La préfecture de Lyon, par exemple, a récemment refusé le séjour à plusieurs séropositifVEs ou malades du sida et leur a demandé de quitter le territoire, alors qu’elles et ils avaient obtenu un avis favorable de la part du médecin inspecteur de santé publique. Officiellement, la préfecture a prétendu que ces personnes ne pouvaient apporter la preuve de leur résidence en France, ou qu’elle avait des doutes sur leurs justificatifs d’identité. Interpellé par le Collectif santé étrangers Rhône[[Ce Collectif réunit les associations : AIDES, CIMADE, Forum Réfugiés, Entr’Aids, Migrations Santé Rhône-Alpes, Médecins du Monde, Mouvement Français pour le Planning Familial et le Relais Santé Mutualité du Rhône.]], Jean-Pierre Lacroix, le préfet, a affirmé qu’il ne prendrait pas de mesure d’éloignement contre ces malades qui risquaient leur vie dans leur pays d’origine, mais qu’il refusait de leur délivrer un titre de séjour pour faire baisser des chiffres qu’il jugeait mauvais.
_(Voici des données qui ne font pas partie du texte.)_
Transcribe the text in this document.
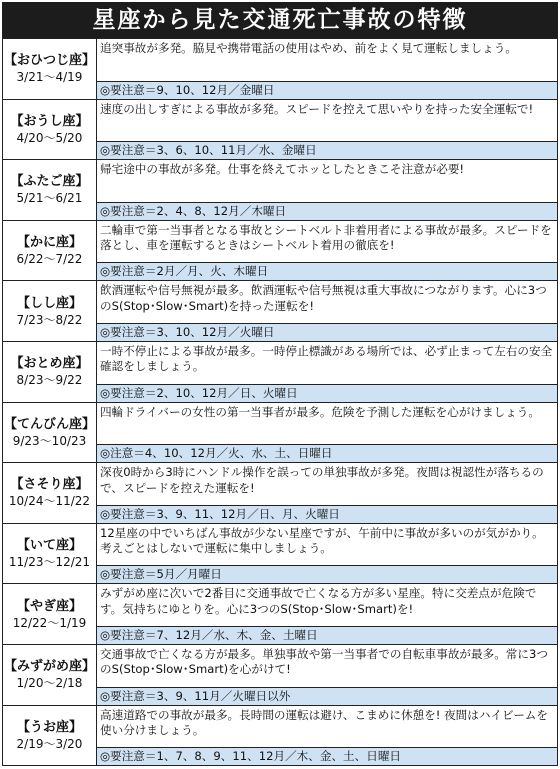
星座から見た交通死亡事故の特徴
【おひつじ座】
3/21～4/19
追突事故が多発。脇見や携帯電話の使用はやめ、前をよく見て運転しましょう。
◎要注意＝9、10、12月／金曜日
【おうし座】
4/20～5/20
速度の出しすぎによる事故が多発。スピードを控えて思いやりを持った安全運転で!
◎要注意＝3、6、10、11月／水、金曜日
【ふたご座】
5/21～6/21
帰宅途中の事故が多発。仕事を終えてホッとしたときこそ注意が必要!
◎要注意＝2、4、8、12月／木曜日
【かに座】
6/22～7/22
二輪車で第一当事者となる事故とシートベルト非着用者による事故が最多。スピードを落とし、車を運転するときはシートベルト着用の徹底を!
◎要注意＝2月／月、火、木曜日
【しし座】
7/23～8/22
飲酒運転や信号無視が最多。飲酒運転や信号無視は重大事故につながります。心に3つのS(Stop･Slow･Smart)を持った運転を!
◎要注意＝3、10、12月／火曜日
【おとめ座】
8/23～9/22
一時不停止による事故が最多。一時停止標識がある場所では、必ず止まって左右の安全確認をしましょう。
◎要注意＝2、10、12月／日、火曜日
【てんびん座】
9/23～10/23
四輪ドライバーの女性の第一当事者が最多。危険を予測した運転を心がけましょう。
◎注意＝4、10、12月／火、水、土、日曜日
【さそり座】
10/24～11/22
深夜0時から3時にハンドル操作を誤っての単独事故が多発。夜間は視認性が落ちるので、スピードを控えた運転を!
◎要注意＝3、9、11、12月／日、月、火曜日
【いて座】
11/23～12/21
12星座の中でいちばん事故が少ない星座ですが、午前中に事故が多いのが気がかり。考えごとはしないで運転に集中しましょう。
◎要注意＝5月／月曜日
【やぎ座】
12/22～1/19
みずがめ座に次いで2番目に交通事故で亡くなる方が多い星座。特に交差点が危険です。気持ちにゆとりを。心に3つのS(Stop･Slow･Smart)を!
◎要注意＝7、12月／水、木、金、土曜日
【みずがめ座】
1/20～2/18
交通事故で亡くなる方が最多。単独事故や第一当事者での自転車事故が最多。常に3つのS(Stop･Slow･Smart)を心がけて!
◎要注意＝3、9、11月／火曜日以外
【うお座】
2/19～3/20
高速道路での事故が最多。長時間の運転は避け、こまめに休憩を! 夜間はハイビームを使い分けましょう。
◎要注意＝1、7、8、9、11、12月／木、金、土、日曜日
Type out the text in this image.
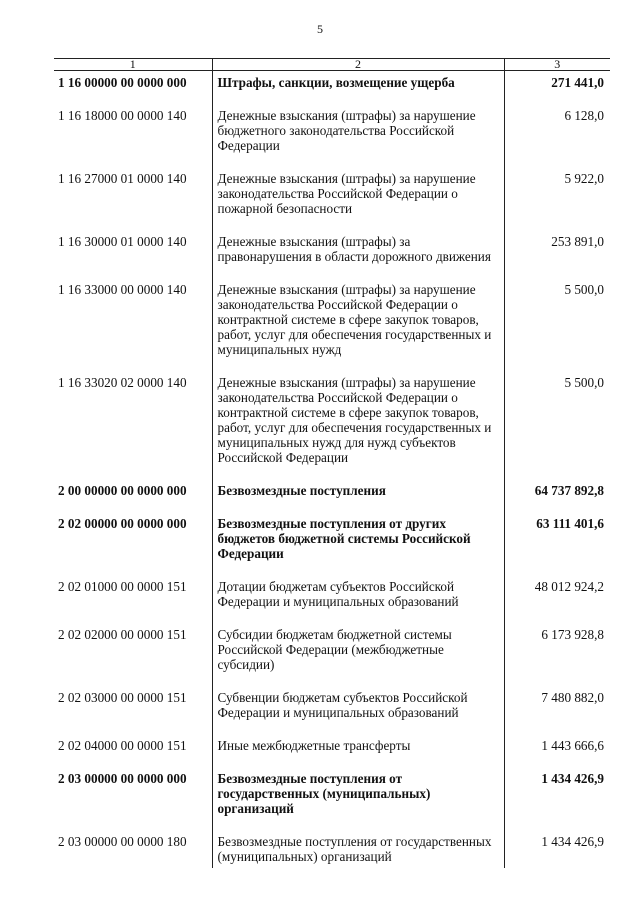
5
1	2	3
1 16 00000 00 0000 000	Штрафы, санкции, возмещение ущерба	271 441,0
1 16 18000 00 0000 140	Денежные взыскания (штрафы) за нарушение бюджетного законодательства Российской Федерации	6 128,0
1 16 27000 01 0000 140	Денежные взыскания (штрафы) за нарушение законодательства Российской Федерации о пожарной безопасности	5 922,0
1 16 30000 01 0000 140	Денежные взыскания (штрафы) за правонарушения в области дорожного движения	253 891,0
1 16 33000 00 0000 140	Денежные взыскания (штрафы) за нарушение законодательства Российской Федерации о контрактной системе в сфере закупок товаров, работ, услуг для обеспечения государственных и муниципальных нужд	5 500,0
1 16 33020 02 0000 140	Денежные взыскания (штрафы) за нарушение законодательства Российской Федерации о контрактной системе в сфере закупок товаров, работ, услуг для обеспечения государственных и муниципальных нужд для нужд субъектов Российской Федерации	5 500,0
2 00 00000 00 0000 000	Безвозмездные поступления	64 737 892,8
2 02 00000 00 0000 000	Безвозмездные поступления от других бюджетов бюджетной системы Российской Федерации	63 111 401,6
2 02 01000 00 0000 151	Дотации бюджетам субъектов Российской Федерации и муниципальных образований	48 012 924,2
2 02 02000 00 0000 151	Субсидии бюджетам бюджетной системы Российской Федерации (межбюджетные субсидии)	6 173 928,8
2 02 03000 00 0000 151	Субвенции бюджетам субъектов Российской Федерации и муниципальных образований	7 480 882,0
2 02 04000 00 0000 151	Иные межбюджетные трансферты	1 443 666,6
2 03 00000 00 0000 000	Безвозмездные поступления от государственных (муниципальных) организаций	1 434 426,9
2 03 00000 00 0000 180	Безвозмездные поступления от государственных (муниципальных) организаций	1 434 426,9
L’avocate de la préfecture, Me Dominique Schmitt, reprendra la même argumentation lors de l’audience devant le juge des référés après le recours formé par une de ces malades. Après avoir rappelé la progression du nombre de demandes, elle a expliqué benoîtement qu’« il n’est pas question de renvoyer cette femme à la mort […]. Mais il faut bien réguler et trancher en fonction des éléments qui nous sont communiqués ».
Qu’il s’agisse du processus d’asilification ou de politique des quotas, dans les deux cas, ce qui est à l’œuvre c’est une remise en cause du principe du droit au séjour. Il ne s’agit plus d’étudier les raisons qu’ont les étrangèrEs de résider en France, mais d’une part, de restreindre arbitrairement les critères d’évaluation face à la montée en charge du système, et, d’autre part, de ne prendre en compte les prétendus intérêts de la France. Si, depuis des années, nous dénonçons les critères trop restrictifs qui font du droit au séjour une machine à fabriquer des sans-papièrEs, ce qui se profile dans les discours du ministre de l’Intérieur nous fait craindre le pire : un arbitraire érigé en système au profit d’un utilitarisme économique. Cette politique conduira immanquablement des étrangèrEs malades vers la mort.